June 18, 2004
Up and down, up and down,
I will lead them up and down.
-William "Wild Bill" Shakespeare
Every summer there’s a production, version, adaptation, or interpretation of "A Midsummer Night’s Dream", Shakespeare’s play about a group of people who go into the woods and get Puck’d. Maybe this play’s so popular because, four and a half centuries later, most of the jokes are funny without the help of a dictionary. Every time I hear the title I can’t help wondering when midsummer is. I don’t plant beans so I don’t have an almanac, but it always seems to be that midsummer is some time in late June. That can’t be right because, where I live, anyway, summer starts in June. It’s preceded by "early summer", which is April and May, and followed by "barbecue", which is August through September. September to November is "late summer", and from November to March it’s "winter". Winter starts to act a little funny in March, since one day it’ll snow and the next day you step outside and lose six pounds just by sweating. Technically this should be "spring", but really it’s sort of like winter and spring arguing back and forth over who’s going to take the keys. I’ve tried to come up with a name for this intermediate season, but all I can come up with are Springer, Sprinter, and Wiring, none of which sound right. Wiring is the worst because, around here, if your wiring is going to go bad it’s going to happen in the middle of summer when you really need air conditioning. Besides, I consider myself lucky to live in a place that has four distinct seasons, unlike, say, Sri Lanka, which has two seasons. Those seasons are "hot and dry", and "hot and rainy". Then there’s Antarctica, which also has two seasons: "cold enough to freeze the balls off a brass monkey", and "the brass monkey’s packed up and left".

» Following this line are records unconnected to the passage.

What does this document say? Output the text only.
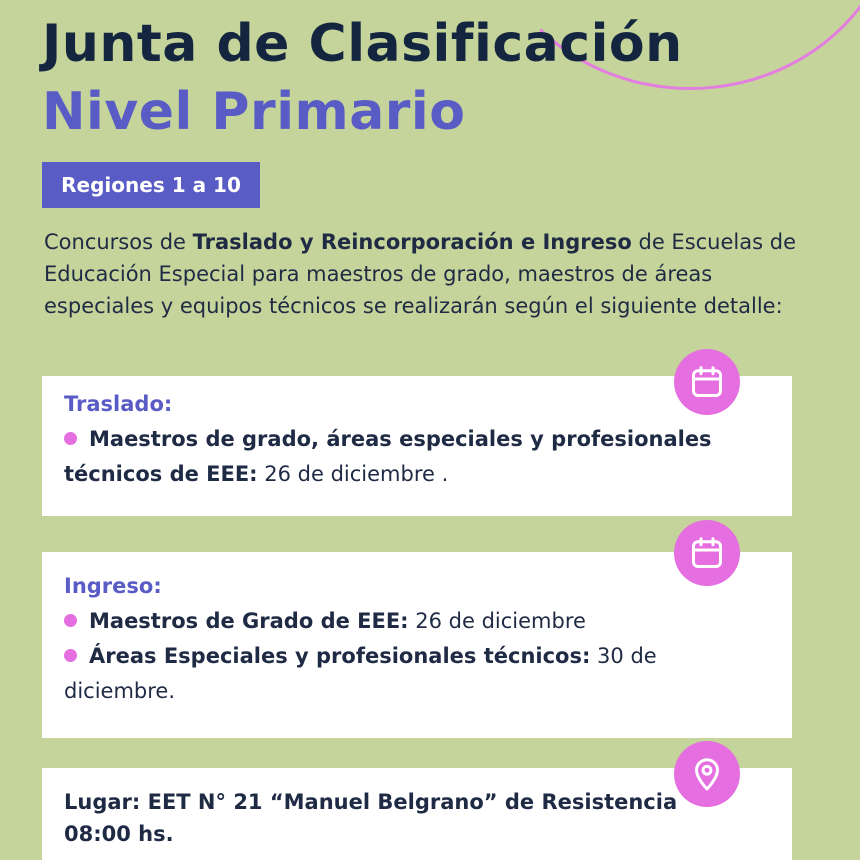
Junta de Clasificación
Nivel Primario
Regiones 1 a 10

Concursos de Traslado y Reincorporación e Ingreso de Escuelas de Educación Especial para maestros de grado, maestros de áreas especiales y equipos técnicos se realizarán según el siguiente detalle:

Traslado:
Maestros de grado, áreas especiales y profesionales técnicos de EEE: 26 de diciembre .
Ingreso:
Maestros de Grado de EEE: 26 de diciembre
Áreas Especiales y profesionales técnicos: 30 de diciembre.
Lugar: EET N° 21 “Manuel Belgrano” de Resistencia
08:00 hs.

But I digress. When I was a kid summer started when we were released from school. Technically it started a week before we were released from school, when we’d all absorbed so much information that we couldn’t hold any more. That’s when the teachers started throwing things at us they knew we’d never need, like how to determine the volume of a rectangular solid. By that time the only volume we were interested in was what was needed to make Pink Floyd’s "Bricks In the Wall, Part 2" heard through every part of the school.
But I digress. In the old days summer was when plantation owners would change into their white three-piece suits and sit on their front porches. They had to wear white suits because this was before deodorant was invented, and anyone wearing a three-piece suit in the middle of summer would have B.O. that was more toxic than cyanide. The glare from their white suits served as a warning to people not to get too close. This is why whenever you see pictures of plantation owners sitting on their front porches there’s always just one, and the picture is taken from a distance. Maybe it’s because of their insistence on wearing three-piece suits in summer that there are no plantation owners any more. I think that’s a good thing, partly because plantations sound like they were pretty awful places to work, sort of like a mega-store but without the comforts of fluorescent lighting and nylon vests, but also because, even though a plantation owner would probably be able to tell me when midsummer is, I wouldn’t be able to get close enough to ask.
Enjoy this week’s offerings.
A rich Australian decided that to throw a party and invited all of his buddies and neighbors, including his friend Jimmy. He held the party around the pool in the backyard of his mansion. Everyone was having a good time drinking, dancing, eating shrimp, oysters and BBQ. At the height of the party, the host said, "I have a 15ft man-eating Crocodile in my pool and I’ll give a million dollars to anyone who’ll jump in." The words were barely out of his mouth when there was a loud splash and everyone turned around and saw Jimmy in the pool! Jimmy was fighting the croc! Jimmy was jabbing the croc in the eyes with his thumbs, throwing punches, doing all kinds of head butts and chokeholds, biting the croc on the tail and flipping the croc through the air like some kind of Judo Instructor. The water was churning and splashing everywhere. Both Jimmy and the croc were screaming. Finally Jimmy strangled the croc and let it float to the top like a K-mart goldfish. Jimmy then slowly climbed out of the pool. Everybody was just staring at him in disbelief.
Finally the host said, "Well, Jimmy, I reckon I owe you a million dollars."
"Nah, I don’t want it," said Jimmy.
The rich man said, "Man, I have to give you something. You won the bet.How about half a million bucks then?"
"No thanks. I don’t want it," answered Jimmy.
The host said, "Come on, I insist on giving you something. That was amazing. How about a new Porsche and a Rolex and some stock options?"
Again Jimmy said no. Confused, the rich man asked, "Well, Jimmy, then what do you want?"
Jimmy said, "I want the name of the guy who pushed me in the pool."